Milan are no longer the club they used to be; they no longer compete in the Champions League, let alone take home the trophy. They are not the powerhouse that dominated European and world competitions. Ruud Gullit, Frank Rijkaard, and Marco Van Basten have been replaced by mediocre players such as Andrea Poli or Keisuke Honda. They are a shadow of their former greatness, a struggling side sitting mid-table in the Serie A.
Which begs the question, what has happened to the Rossoneri? Milan need to change something, and it needs to happen soon.
Where are the Chinese?
Rumors of a Chinese takeover have been spreading for over two years now, and the deal still hasn’t gone through. Bee Taechaubol was the original buyer, but due to a lack of funds, the deal was never completed. A Chinese consortium has been rumored to purchase the struggling club, and only now, after six months of constant delays of a deal which was supposed to take place earlier in the summer, has a date been set for the official exchanging of hands. The deal is set to take place on either March 1st or March 3rd.
These never-ending delays have cost Milan dearly, many questioning the legitimacy of these so-called buyers, pointing to the takeover of rival club Inter as an example of what a deal should look like. Fast, simple, and good for both parties. Instead, the deal has only caused pain. Milan, owned by former Prime Minister Silvio Berlusconi, have not been able to make purchases for the last couple of years now, selling off some of their best players such as Zlatan Ibrahimovic and Thiago Silva and replacing them with the mediocre side that we see today. As much as it pains me to say this, Milan are no longer the Champions League caliber side; they are a team that looks lost.
We’ll see if the Sino-Europe group will complete the acquisition of the club; the Chinese are rumored to be ready to pour €150 million into this summer’s transfer market. These are much needed funds that need to be spent wisely, unlike the failed purchases of Allesandro Matri and Robinho.
Riding the Coaching Carousel
Milan need to stick with a coach. Their firing of Sinisa Mihajlovic was rash, but Vincenzo Montella seems to be a good fit for the club. For far too long, the team has lacked a solid coach, constantly switching formations and tactics as the sackings kept on piling up. If they don’t allow the coach to get a good feel for his team, to build a relationship with the players, to gain the trust of his side, the simple truth of the matter is that they won’t get the results they’re looking for.
The Aeroplanino has gotten good results out of a lacklustre Milan side, but the luck has started to run out, and the Rossoneri have dropped from 3rd to 7th after a string of poor performances. Prior to Milan’s win against Bologna, which was not entirely deserved, they had not won any of their last four matchups in the Serie A, losing three and tying once. Montella has done the most you could ask for from a coach presented with such a team, and they need to trust him.
Who are the Players?
Milan’s side is average at best. There are couple of bright spots in Gianluigi Donnarumma and Suso among others, but for the most part, the team is underwhelming. Montella runs a 4-3-3 formation, and he has been getting decent results with it. However, the lack of depth in the team and the mental lapses in defense are inexcusable.
The team has also been plagued by injuries and suspensions. Giacomo Bonaventura, arguably Milan’s best and most important player is sidelined for the remainder of the season after undergoing surgery. Gabriel Paletta has already been sent off three times this season, a European record, including against Bologna, where Milan were reduced to “8 1/2 men”. De Sciglio and Antonelli have both been struggling with injuries, and Zapata has been absent for the first half of the season.

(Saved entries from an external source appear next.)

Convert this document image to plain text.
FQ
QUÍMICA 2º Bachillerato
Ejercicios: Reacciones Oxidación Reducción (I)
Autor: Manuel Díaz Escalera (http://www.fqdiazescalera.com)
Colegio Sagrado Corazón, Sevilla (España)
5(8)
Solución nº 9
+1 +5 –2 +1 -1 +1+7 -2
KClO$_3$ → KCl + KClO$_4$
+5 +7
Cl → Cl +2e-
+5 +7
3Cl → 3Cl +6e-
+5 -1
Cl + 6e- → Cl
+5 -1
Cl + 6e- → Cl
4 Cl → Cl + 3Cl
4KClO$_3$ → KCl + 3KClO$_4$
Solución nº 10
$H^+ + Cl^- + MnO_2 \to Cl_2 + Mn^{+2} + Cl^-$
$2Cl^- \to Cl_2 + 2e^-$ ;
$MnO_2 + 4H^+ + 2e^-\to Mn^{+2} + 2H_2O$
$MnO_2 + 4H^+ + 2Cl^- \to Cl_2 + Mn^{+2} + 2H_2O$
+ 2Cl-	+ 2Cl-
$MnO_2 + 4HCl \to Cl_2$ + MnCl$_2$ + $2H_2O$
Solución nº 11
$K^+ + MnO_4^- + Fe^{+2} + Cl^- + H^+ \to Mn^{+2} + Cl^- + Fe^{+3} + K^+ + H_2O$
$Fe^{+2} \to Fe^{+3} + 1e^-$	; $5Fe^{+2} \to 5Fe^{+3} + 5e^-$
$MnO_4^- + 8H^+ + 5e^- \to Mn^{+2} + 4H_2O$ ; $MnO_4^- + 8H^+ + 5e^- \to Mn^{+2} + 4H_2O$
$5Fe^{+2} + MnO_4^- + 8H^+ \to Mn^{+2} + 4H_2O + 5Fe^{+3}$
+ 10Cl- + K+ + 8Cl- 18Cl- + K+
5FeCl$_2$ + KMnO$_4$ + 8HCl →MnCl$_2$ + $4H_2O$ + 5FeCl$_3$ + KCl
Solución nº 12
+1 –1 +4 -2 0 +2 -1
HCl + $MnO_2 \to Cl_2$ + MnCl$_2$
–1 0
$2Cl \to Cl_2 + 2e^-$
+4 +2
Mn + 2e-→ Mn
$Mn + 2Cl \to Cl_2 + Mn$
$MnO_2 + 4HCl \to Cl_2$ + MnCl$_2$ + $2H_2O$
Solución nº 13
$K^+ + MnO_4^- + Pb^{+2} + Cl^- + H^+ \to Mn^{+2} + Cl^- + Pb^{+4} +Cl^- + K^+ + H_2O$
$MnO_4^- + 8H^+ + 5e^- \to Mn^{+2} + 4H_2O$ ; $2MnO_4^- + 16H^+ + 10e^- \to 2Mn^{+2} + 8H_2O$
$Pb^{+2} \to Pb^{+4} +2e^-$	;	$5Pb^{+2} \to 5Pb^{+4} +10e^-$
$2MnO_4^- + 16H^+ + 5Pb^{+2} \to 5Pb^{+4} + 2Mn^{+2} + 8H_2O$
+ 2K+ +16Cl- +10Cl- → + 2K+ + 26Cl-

Added to this are the lack of new players. Deulofeu and Ocampos were the only two additions over a winter transfer window which was supposed to be funded with Chinese money. Additionally, these transfers were only loans without the option to buy, meaning that even if the signings do perform well, their respective clubs will be able to negotiate the transfer fee. Milan are in desperate need of some reinforcements in the defensive and midfield areas, and without any cash flow coming in, it looks as though Montella’s side will have to suffice for the time being.
Simply stated, Milan need to change; they are no longer a European powerhouse, and they cannot act as though they are. They will need to rebuild slowly, and with the right management, I fully believe they can get back to competing at the top level.